1. Pourriez-nous vous relater comment vous avez vécu les révolutions tunisiennes et comment vous avez relayé l’évènement sur votre blog Tunisian Girl et les réseaux sociaux ? Quels étaient vos objectifs initiaux en alertant l’opinion publique ?
Quand j’ai appris que Mohamed Bouazizi s’est immolé par le feu, j’ai été très choquée et j’ai commencé à chercher l’information concernant ce qui s’est passé en contactant mon réseau d’amis virtuels ainsi qu’à travers des avocats ( des amis) et je la partageais sur Facebook et Twitter .Deux jours après l’horrible accident j’ai écrit un premier billet sur mon blog intitulé Sidi Bouzid brûle. Puis j’ai commencé à participer aux manifestations organisées à Tunis ( la capitale en soutien aux habitants de Sidi Bouzid) , je prenais des photos et des vidéos que je mettais en ligne et je passais en direct sur différentes chaînes télé de news internationales pour reporter ce qui se passait avant de décider de partir sur place début janvier. Et c’est là que j’ai pris des photos de manifestations et de martyrs . Mon objectif c’est celui que j’ai toujours eu sous le régime de Ben Ali bien avant le début des événements : montrer la réalité des choses en brisant un blackout médiatique imposé par le régime à travers le monopole sur les médias et la censure. Et puis je voulais donner une voix à ceux qui n’en avaient pas. Je savais depuis des années que les choses allaient très mal en Tunisie et je rêvais d’un changement… Quand tout a commencé j’ai agis spontanément .. Je bloguais depuis des années, je participais à des campagnes en ligne depuis des années…

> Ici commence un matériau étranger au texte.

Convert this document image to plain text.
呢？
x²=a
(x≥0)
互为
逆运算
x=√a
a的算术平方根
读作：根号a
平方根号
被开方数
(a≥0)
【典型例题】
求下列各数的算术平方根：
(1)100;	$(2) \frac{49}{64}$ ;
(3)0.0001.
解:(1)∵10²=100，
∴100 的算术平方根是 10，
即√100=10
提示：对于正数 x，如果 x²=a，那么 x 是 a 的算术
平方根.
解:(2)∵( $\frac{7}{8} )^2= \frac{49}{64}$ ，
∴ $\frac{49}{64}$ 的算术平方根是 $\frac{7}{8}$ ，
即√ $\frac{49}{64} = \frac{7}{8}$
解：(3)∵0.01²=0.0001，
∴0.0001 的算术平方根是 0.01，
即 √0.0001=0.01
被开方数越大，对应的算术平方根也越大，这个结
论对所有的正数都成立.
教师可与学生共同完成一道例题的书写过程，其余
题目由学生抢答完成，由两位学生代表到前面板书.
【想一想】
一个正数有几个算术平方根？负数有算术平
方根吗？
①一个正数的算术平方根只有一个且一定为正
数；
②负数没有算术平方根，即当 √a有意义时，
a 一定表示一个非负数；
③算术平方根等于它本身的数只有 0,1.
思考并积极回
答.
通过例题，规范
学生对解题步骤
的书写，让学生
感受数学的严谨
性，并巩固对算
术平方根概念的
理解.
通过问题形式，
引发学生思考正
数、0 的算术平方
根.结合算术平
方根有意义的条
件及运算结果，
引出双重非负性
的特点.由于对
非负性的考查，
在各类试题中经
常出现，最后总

2. Comment jugez-vous l’asymétrie d’usage d’Internet entre les élites et la jeune population ? En quoi Internet fait-il peur aux dirigeants dans les pays dictatoriaux ?
Avant les événements rares étaient les jeunes qui utilisaient Internet pour l’activisme. Je voyais des jeunes chater, partager des vidéos de sports , musiques, gags et loisirs. D’ailleurs les profils Facebook et Twitter des rares jeunes qui osaient critiquer le régime tunisien étaient censurés. Mais pendant les événements tout le monde s’est mis à l’activisme. Après le départ de Ben Ali, certains partis politiques qui ont saisi l’importance et la force d’Internet (surtout les partis au pouvoir) ont recruté des jeunes qui travaillent sur les réseaux sociaux pour discréditer les cyber-activistes qui continuent à critiquer la situation, les dissidents , les opposants politiques etc. De nos jours tout le monde se définit comme blogueur même s’il n’a pas de blog et même s’il n’arrive pas à écrire une phrase correcte et même si tout ce qu’il fait c’est de propager des rumeurs en utilisant des photos manipulées en utilisant Photoshop…. Facebook devient répugnant avec tous les mensonges et les rumeurs qu’on y trouve.
3. Enfin, pourriez-vous nous présenter votre livre Blogueuse pour un printemps arabe ?
C’est le fruit d’une rencontre avec Stéphane Hessel. Ses éditeurs(Indigène) m’ont contactée pour me demander si je voulais écrire un petit ouvrage dans la même collection (ceux qui marchent contre le vent) où Stéphane Hessel a publié Indignez-vous et je n ‘ai pas hésité à le faire. Le livre relate ma petite expérience de cyber-activiste et blogueuse en Tunisie. C’est un petit résumé d’une petite expérience qui n’en est qu’à ses débuts. Ce livre ou opuscule n’est qu’un début pour moi, j’ai toujours rêver d’écrire des livres.
5 décembre 2012
Lina Ben Mhenni est Blogueuse depuis 2007 et a écrit un petit livre Tunisian Girl : Blogueuse pour un Printemps arabe. Elle a été nominée pour le Prix Nobel de la Paix en 2011 et a reçu différents prix en Europe dont le Prix de Rome pour la Paix et l’action Humanitaire, le Prix Premio Minerva, le Prix Sean Mac Bride pour la Paix.